Тревельян обнял ее покрепче, бросил взгляд на свое забинтованное бедро и сказал:
— Этому мужчине нужны сочувствие и женская ласка. И, разумеется, новые штаны.
Охотничий зал был велик, освещен по вечернему времени лампадами на благовонном масле и украшен трофеями хозяина: дюжиной голов клыкачей и оленей, чучелами хищных лесных кошек, саламандр и пацев, от шерсти которых еще заметно пованивало, птицами ках в роскошном оперении и прочим в том же роде. Жемчужиной коллекции являлась, безусловно, голова нагу, жуткой рептилии, почти дракона, водившейся в болотах на границе с Манканой. Под этой тварью, чья пасть могла отхватить человечью голову, а кожу с трудом пробивало копье, стояло кресло Раббана. Семеро рапсодов разместились вдоль одной стороны стола, а другую заняли Чарейт-Дор и три приближенных правителя, чьи имена и должности огласили слишком быстро и неразборчиво. Один был тучен, уши другого едва не касались плеч, а третий не выделялся ничем, кроме очень маленьких хитрых глазок. Чарейт-Дор сидела напротив Тревельяна, и иногда ее ножка, в лучших куртуазных традициях касалась его башмака.

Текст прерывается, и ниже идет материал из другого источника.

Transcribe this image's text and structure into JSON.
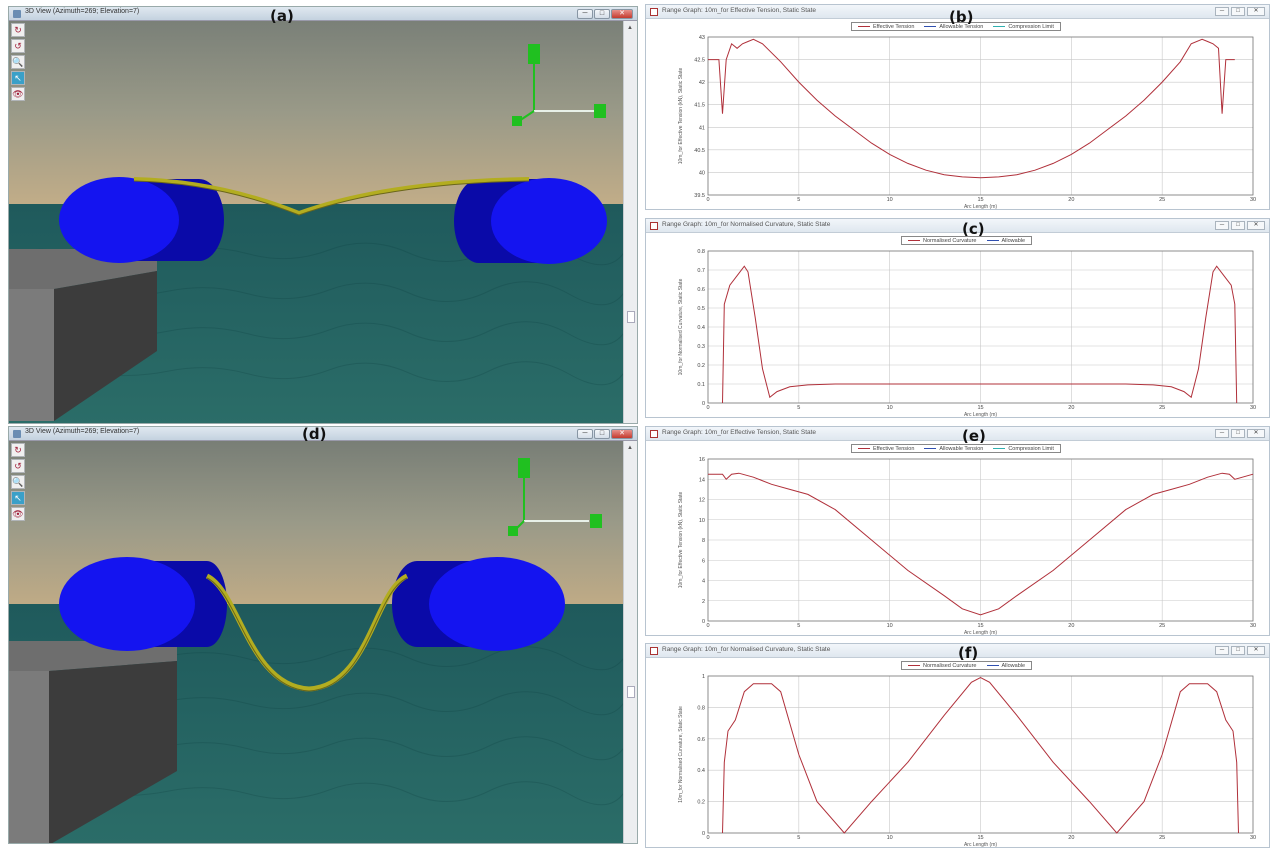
{
  "panels": {
    "a": {
      "label": "(a)",
      "window_title": "3D View (Azimuth=269; Elevation=7)",
      "buttons": [
        "─",
        "□",
        "✕"
      ],
      "tools": [
        {
          "icon": "rotate-icon",
          "glyph": "↻"
        },
        {
          "icon": "pan-icon",
          "glyph": "↺"
        },
        {
          "icon": "zoom-icon",
          "glyph": "🔍"
        },
        {
          "icon": "select-icon",
          "glyph": "↖"
        },
        {
          "icon": "eye-icon",
          "glyph": "👁"
        }
      ],
      "colors": {
        "sky_top": "#8a8a7e",
        "sky_bottom": "#b8a382",
        "sea": "#2a6866",
        "buoy": "#1010e8",
        "hose": "#b7b124",
        "axis": "#28c020"
      }
    },
    "b": {
      "label": "(b)",
      "window_title": "Range Graph: 10m_for Effective Tension, Static State",
      "legend": [
        {
          "label": "Effective Tension",
          "color": "#b0303a"
        },
        {
          "label": "Allowable Tension",
          "color": "#3050b0"
        },
        {
          "label": "Compression Limit",
          "color": "#30b0b0"
        }
      ],
      "ylabel": "10m_for Effective Tension (kN), Static State",
      "xlabel": "Arc Length (m)"
    },
    "c": {
      "label": "(c)",
      "window_title": "Range Graph: 10m_for Normalised Curvature, Static State",
      "legend": [
        {
          "label": "Normalised Curvature",
          "color": "#b0303a"
        },
        {
          "label": "Allowable",
          "color": "#3050b0"
        }
      ],
      "ylabel": "10m_for Normalised Curvature, Static State",
      "xlabel": "Arc Length (m)"
    },
    "d": {
      "label": "(d)",
      "window_title": "3D View (Azimuth=269; Elevation=7)",
      "buttons": [
        "─",
        "□",
        "✕"
      ],
      "tools": [
        {
          "icon": "rotate-icon",
          "glyph": "↻"
        },
        {
          "icon": "pan-icon",
          "glyph": "↺"
        },
        {
          "icon": "zoom-icon",
          "glyph": "🔍"
        },
        {
          "icon": "select-icon",
          "glyph": "↖"
        },
        {
          "icon": "eye-icon",
          "glyph": "👁"
        }
      ]
    },
    "e": {
      "label": "(e)",
      "window_title": "Range Graph: 10m_for Effective Tension, Static State",
      "legend": [
        {
          "label": "Effective Tension",
          "color": "#b0303a"
        },
        {
          "label": "Allowable Tension",
          "color": "#3050b0"
        },
        {
          "label": "Compression Limit",
          "color": "#30b0b0"
        }
      ],
      "ylabel": "10m_for Effective Tension (kN), Static State",
      "xlabel": "Arc Length (m)"
    },
    "f": {
      "label": "(f)",
      "window_title": "Range Graph: 10m_for Normalised Curvature, Static State",
      "legend": [
        {
          "label": "Normalised Curvature",
          "color": "#b0303a"
        },
        {
          "label": "Allowable",
          "color": "#3050b0"
        }
      ],
      "ylabel": "10m_for Normalised Curvature, Static State",
      "xlabel": "Arc Length (m)"
    }
  },
  "chart_data": [
    {
      "id": "b",
      "type": "line",
      "xlim": [
        0,
        30
      ],
      "ylim": [
        39.5,
        43
      ],
      "xticks": [
        0,
        5,
        10,
        15,
        20,
        25,
        30
      ],
      "yticks": [
        39.5,
        40,
        40.5,
        41,
        41.5,
        42,
        42.5,
        43
      ],
      "grid": true,
      "series": [
        {
          "name": "Effective Tension",
          "color": "#b0303a",
          "x": [
            0,
            0.6,
            0.8,
            1.0,
            1.3,
            1.6,
            1.9,
            2.2,
            2.5,
            3,
            4,
            5,
            6,
            7,
            8,
            9,
            10,
            11,
            12,
            13,
            14,
            15,
            16,
            17,
            18,
            19,
            20,
            21,
            22,
            23,
            24,
            25,
            26,
            26.6,
            27.2,
            27.5,
            27.8,
            28.1,
            28.3,
            28.5,
            28.8,
            29
          ],
          "y": [
            42.5,
            42.5,
            41.3,
            42.5,
            42.85,
            42.75,
            42.85,
            42.9,
            42.95,
            42.85,
            42.45,
            42.0,
            41.6,
            41.25,
            40.95,
            40.65,
            40.4,
            40.2,
            40.05,
            39.95,
            39.9,
            39.88,
            39.9,
            39.95,
            40.05,
            40.2,
            40.4,
            40.65,
            40.95,
            41.25,
            41.6,
            42.0,
            42.45,
            42.85,
            42.95,
            42.9,
            42.85,
            42.75,
            41.3,
            42.5,
            42.5,
            42.5
          ]
        }
      ]
    },
    {
      "id": "c",
      "type": "line",
      "xlim": [
        0,
        30
      ],
      "ylim": [
        0,
        0.8
      ],
      "xticks": [
        0,
        5,
        10,
        15,
        20,
        25,
        30
      ],
      "yticks": [
        0,
        0.1,
        0.2,
        0.3,
        0.4,
        0.5,
        0.6,
        0.7,
        0.8
      ],
      "grid": true,
      "series": [
        {
          "name": "Normalised Curvature",
          "color": "#b0303a",
          "x": [
            0.8,
            0.9,
            1.2,
            1.6,
            2.0,
            2.2,
            2.6,
            3.0,
            3.4,
            3.8,
            4.5,
            5.5,
            7,
            10,
            15,
            20,
            23,
            24.5,
            25.5,
            26.2,
            26.6,
            27.0,
            27.4,
            27.8,
            28.0,
            28.4,
            28.8,
            29.0,
            29.1
          ],
          "y": [
            0,
            0.52,
            0.62,
            0.67,
            0.72,
            0.69,
            0.45,
            0.18,
            0.03,
            0.06,
            0.085,
            0.095,
            0.1,
            0.1,
            0.1,
            0.1,
            0.1,
            0.095,
            0.085,
            0.06,
            0.03,
            0.18,
            0.45,
            0.69,
            0.72,
            0.67,
            0.62,
            0.52,
            0
          ]
        }
      ]
    },
    {
      "id": "e",
      "type": "line",
      "xlim": [
        0,
        30
      ],
      "ylim": [
        0,
        16
      ],
      "xticks": [
        0,
        5,
        10,
        15,
        20,
        25,
        30
      ],
      "yticks": [
        0,
        2,
        4,
        6,
        8,
        10,
        12,
        14,
        16
      ],
      "grid": true,
      "series": [
        {
          "name": "Effective Tension",
          "color": "#b0303a",
          "x": [
            0,
            0.8,
            1.0,
            1.3,
            1.7,
            2.5,
            3.5,
            4.5,
            5.5,
            7,
            9,
            11,
            13,
            14,
            15,
            16,
            17,
            19,
            21,
            23,
            24.5,
            25.5,
            26.5,
            27.5,
            28.3,
            28.7,
            29,
            30
          ],
          "y": [
            14.5,
            14.5,
            14.0,
            14.5,
            14.6,
            14.2,
            13.5,
            13.0,
            12.5,
            11.0,
            8.0,
            5.0,
            2.5,
            1.2,
            0.6,
            1.2,
            2.5,
            5.0,
            8.0,
            11.0,
            12.5,
            13.0,
            13.5,
            14.2,
            14.6,
            14.5,
            14.0,
            14.5
          ]
        }
      ]
    },
    {
      "id": "f",
      "type": "line",
      "xlim": [
        0,
        30
      ],
      "ylim": [
        0,
        1
      ],
      "xticks": [
        0,
        5,
        10,
        15,
        20,
        25,
        30
      ],
      "yticks": [
        0,
        0.2,
        0.4,
        0.6,
        0.8,
        1
      ],
      "grid": true,
      "series": [
        {
          "name": "Normalised Curvature",
          "color": "#b0303a",
          "x": [
            0.8,
            0.9,
            1.1,
            1.5,
            2.0,
            2.5,
            3.5,
            4.0,
            5.0,
            6.0,
            7.5,
            9,
            11,
            13,
            14.5,
            15,
            15.5,
            17,
            19,
            21,
            22.5,
            24,
            25,
            26,
            26.5,
            27.5,
            28.0,
            28.5,
            28.9,
            29.1,
            29.2
          ],
          "y": [
            0,
            0.45,
            0.65,
            0.72,
            0.9,
            0.95,
            0.95,
            0.9,
            0.5,
            0.2,
            0.0,
            0.2,
            0.45,
            0.75,
            0.96,
            0.99,
            0.96,
            0.75,
            0.45,
            0.2,
            0.0,
            0.2,
            0.5,
            0.9,
            0.95,
            0.95,
            0.9,
            0.72,
            0.65,
            0.45,
            0
          ]
        }
      ]
    }
  ]
}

Ели и пили в молчании, ибо, хоть в осиерских странах не знали обычая, подобного тризне, о погибших не забывалось, и вино не дарило того беззаботного веселья, какое бывает в компании певцов и музыкантов за столом у щедрого хозяина. Но, когда в небе вспыхнула Ближняя звезда, языки все же развязались, хотя говорили больше о печальном и серьезном. Хитроглазый, оказавшийся жрецом, поведал, что к завтрашнему похоронному обряду все готово: павшие обмыты и облачены в достойные одежды но, быть может, надо надеть на них доспехи? Традиций Братства по этому поводу Тревельян не знал, однако Форрер не задержался с ответом, пояснив, что доспехи ни к чему, но с погибшим рапсодом нужно сжечь его лютню. Затем толстяк, сборщик налогов в Северном Этланде, принялся долго, нудно и подробно перечислять обиды, чинимые Аладжа-Цором и его разбойными людьми, поминая ограбленных купцов, разоренные деревни, угнанные стада и убитых поселян, рискнувших оказать сопротивление. Тревельян слушал и удивлялся, отчего бы правителю не взять своих солдат и не покарать злодея — а если солдат у него не хватает, то почему бы не обратиться за помощью к соседям, а то и вызвать имперские войска. Спросить? Но остальным рапсодам вроде бы все ясно... Он боялся попасть впросак, а тут еще Чарейт-Дор отвлекала — глядела на него многозначительно и тянулась резвой ножкой к его колену, должно быть, хотела намекнуть, что пора от стола и в постель.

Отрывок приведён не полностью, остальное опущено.